Quilts

Friday, October 8, 2010

Look what I got in the mail today.............

I got this envelope from Reminisce Magazine and couldn't imagine what it was.  Turns out, it was a manuscript and photo that I had submitted to them on June 2, 2004.  As usual, my writing ended up in a slush pile on or near the editor's desk, or perhaps near the trash can.  Most of my writing ends up that way.  From what I can tell, the editor had kept it (they usually return it to the author with a nice REJECTION letter), thinking he might use it, but evidently, he had a huge slush pile.  I can just picture it in a pile of manuscripts that reached to the ceiling.  Anyway, the poor editor passed away in December of 2009------probably bored to death by writers like me.  It has taken them almost a year to wade through the slush pile and discover my submission.  They were nice enough to return my manuscript and photo to me.

I looked at the photo and it took me back 53 years----yes 53 years(I can't believe I admitted that) to a September Saturday in 1957 when I was flower girl for my second cousin's wedding.  Oh, how sad.  I look at that little girl and I could easily be the little sister sittin' on the porch with the banjo picker from Deliverance--you know, THAT movie.  If you don't know what I'm talking about, ask your mom or grandma--they will remember Deliverance if they saw it.  It was quite unforgettable---shocking and unforgettable.

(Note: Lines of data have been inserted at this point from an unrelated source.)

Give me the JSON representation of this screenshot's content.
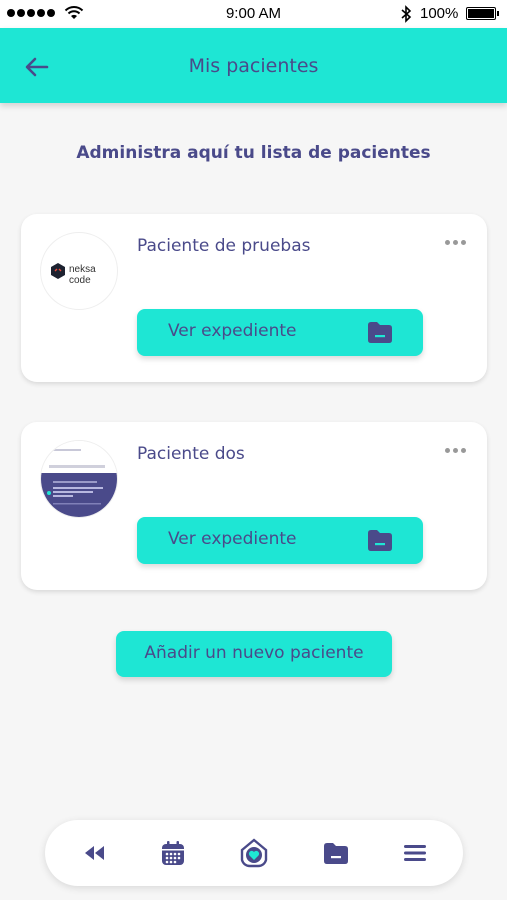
{
  "status_bar": {
    "time": "9:00 AM",
    "battery": "100%"
  },
  "header": {
    "title": "Mis pacientes",
    "back_icon": "arrow-left-icon"
  },
  "subtitle": "Administra aquí tu lista de pacientes",
  "patients": [
    {
      "name": "Paciente de pruebas",
      "avatar_text": "neksa code",
      "button_label": "Ver expediente"
    },
    {
      "name": "Paciente dos",
      "button_label": "Ver expediente"
    }
  ],
  "add_button_label": "Añadir un nuevo paciente",
  "nav": {
    "items": [
      "rewind-icon",
      "calendar-icon",
      "home-heart-icon",
      "folder-icon",
      "menu-icon"
    ]
  },
  "colors": {
    "accent": "#1ee6d4",
    "primary_text": "#4a4a8a",
    "background": "#f6f6f6"
  }
}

Any way, at seven years of age I was bashful, backwards, and bound and determined not to smile for the camera.  The wedding was held at St. George Catholic Church in Hermann.  I was really excited about being in the wedding, but my excitement didn't last past the vows.  As all Catholic weddings went back then, the nuptials were performed in the morning, followed by the entire wedding party piling into cars and tearing around town visiting bar after bar in celebration.  This would take place until it was time for the wedding dinner of close friends and family.  Then there would be more riding around declaring their nuptial bliss with honking horns and rounds of beer at the home of relatives and friends until it was time for the evening reception where the cake was cut, gifts were opened (yes, they opened gifts back then ) and the bouquet and garter were thrown.

 Well, at seven, I wasn't too interested in beer and the reveling, honking of horns and fast driving scared me.  I just knew this dream of being flower girl in a wedding would turn into a nightmare to me.  I would end up a crumpled mess on the side of the road, my beautiful lavender dress covered in my blood, my young lifeless body  a testament to the evils of drunk driving.  So I was so relieved when we headed to the hall for dinner.  I went straight to my mommy and told her I was scared and didn't want to go with the wedding party that afternoon.  She didn't make me go.  All afternoon, I expected the adults to say the entire wedding party had crashed into the Missouri River  and all had perished.   It was really boring  to spend the afternoon at the hall with no one to play with......cousin David, the ringbearer apparently liked the wild life and he hit the road with the rest of them.  He would find out that I was the only sane one in the bunch when he lay crumpled by the side of the road, his blood splattered on his new suit.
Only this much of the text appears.